O secretário-geral da ONU, Ban Ki-moon, disse neste sábado que a Amazônia está "sendo sufocada", ao encerrar a reunião do Painel Intergovernamental sobre Mudanças Climáticas (IPCC), em Valência.

A uma plenária de centenas de representantes de diversos países, o secretário contou o que viu em sua recente viagem à América do Sul, que incluiu a floresta tropical brasileira.
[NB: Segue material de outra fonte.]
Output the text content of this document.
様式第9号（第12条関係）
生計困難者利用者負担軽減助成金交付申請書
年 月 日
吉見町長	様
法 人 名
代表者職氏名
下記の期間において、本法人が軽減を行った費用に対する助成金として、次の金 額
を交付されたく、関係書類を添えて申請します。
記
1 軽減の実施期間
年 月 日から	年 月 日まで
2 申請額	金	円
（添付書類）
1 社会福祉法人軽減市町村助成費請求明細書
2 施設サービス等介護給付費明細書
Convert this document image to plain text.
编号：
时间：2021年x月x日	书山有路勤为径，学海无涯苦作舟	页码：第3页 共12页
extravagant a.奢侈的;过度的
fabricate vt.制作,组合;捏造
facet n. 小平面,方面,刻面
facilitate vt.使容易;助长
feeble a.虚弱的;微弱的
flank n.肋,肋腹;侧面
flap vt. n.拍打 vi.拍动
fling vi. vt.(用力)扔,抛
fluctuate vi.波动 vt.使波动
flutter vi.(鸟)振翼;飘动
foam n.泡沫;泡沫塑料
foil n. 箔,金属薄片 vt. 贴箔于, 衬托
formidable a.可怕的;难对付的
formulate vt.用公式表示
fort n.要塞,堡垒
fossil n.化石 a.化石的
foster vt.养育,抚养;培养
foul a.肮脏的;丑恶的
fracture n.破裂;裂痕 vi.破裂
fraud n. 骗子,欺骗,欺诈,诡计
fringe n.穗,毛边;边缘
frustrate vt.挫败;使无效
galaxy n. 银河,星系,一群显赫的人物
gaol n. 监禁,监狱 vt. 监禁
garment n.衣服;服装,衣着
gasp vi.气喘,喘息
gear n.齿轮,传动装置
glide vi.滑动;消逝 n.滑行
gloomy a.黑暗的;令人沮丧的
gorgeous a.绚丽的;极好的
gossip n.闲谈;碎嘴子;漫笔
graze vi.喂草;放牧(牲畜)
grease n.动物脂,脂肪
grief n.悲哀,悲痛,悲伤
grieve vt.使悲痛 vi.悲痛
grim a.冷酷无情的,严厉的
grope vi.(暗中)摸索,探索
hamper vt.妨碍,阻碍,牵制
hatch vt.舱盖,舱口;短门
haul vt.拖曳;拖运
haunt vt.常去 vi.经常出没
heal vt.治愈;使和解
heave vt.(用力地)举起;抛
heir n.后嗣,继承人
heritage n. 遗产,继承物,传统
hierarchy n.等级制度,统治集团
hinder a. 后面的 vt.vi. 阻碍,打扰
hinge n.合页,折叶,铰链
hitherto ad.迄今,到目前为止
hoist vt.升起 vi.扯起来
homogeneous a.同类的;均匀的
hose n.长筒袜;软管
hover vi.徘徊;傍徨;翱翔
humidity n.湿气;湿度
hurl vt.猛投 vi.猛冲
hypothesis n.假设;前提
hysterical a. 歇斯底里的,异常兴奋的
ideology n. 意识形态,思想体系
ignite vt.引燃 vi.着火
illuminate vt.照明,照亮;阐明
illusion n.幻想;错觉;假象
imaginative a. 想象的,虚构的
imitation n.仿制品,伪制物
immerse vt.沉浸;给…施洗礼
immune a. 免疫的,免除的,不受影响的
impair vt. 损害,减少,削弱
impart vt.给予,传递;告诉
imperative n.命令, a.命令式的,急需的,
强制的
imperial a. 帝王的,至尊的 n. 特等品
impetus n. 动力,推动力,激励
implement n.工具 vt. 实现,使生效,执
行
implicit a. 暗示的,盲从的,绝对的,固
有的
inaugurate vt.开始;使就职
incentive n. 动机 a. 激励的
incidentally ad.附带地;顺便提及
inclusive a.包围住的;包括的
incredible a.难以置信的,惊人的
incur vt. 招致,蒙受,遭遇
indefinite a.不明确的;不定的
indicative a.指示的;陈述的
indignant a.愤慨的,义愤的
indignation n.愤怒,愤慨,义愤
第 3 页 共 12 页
"Na Amazônia, vi como a floresta, o 'pulmão da terra' está sendo sufocada. O Brasil está fazendo avanços sérios no combate ao desmatamento e promovendo o gerenciamento sustentável da floresta. Mas o governo teme que o aquecimento global já esteja minando estes esforços", afirmou Ban.

"Se a previsão mais forte do grupo (IPCC) se tornar realidade, grande parte da selva amazônica se transformará em savana."

Responsabilidade

Segundo ele, "a Antártida, as geleiras de Torres del Paine, a Amazônia - toda a humanidade deve assumir a responsabilidade por essas jóias em nome das gerações futuras", declarou.

O texto que foi divulgado oficialmente neste sábado pelo secretário-geral não menciona a Amazônia ao listar ecossistemas onde já se percebem evidencias "fortes" de impacto da mudança climática.

Mas os negociadores incluíram um quadro mais "suave" em que, entre vários exemplos, afirmam que "até meados do século, projeta-se que aumentos de temperaturas associados à redução do nível de água no solo ocasionarão uma substituição gradual da floresta tropical por savana no leste da Amazônia".

Além disso, eles enfatizaram que terras semi-áridas do continente sul-americano - como o sertão nordestino - tendem a ser substituídas por vegetação árida.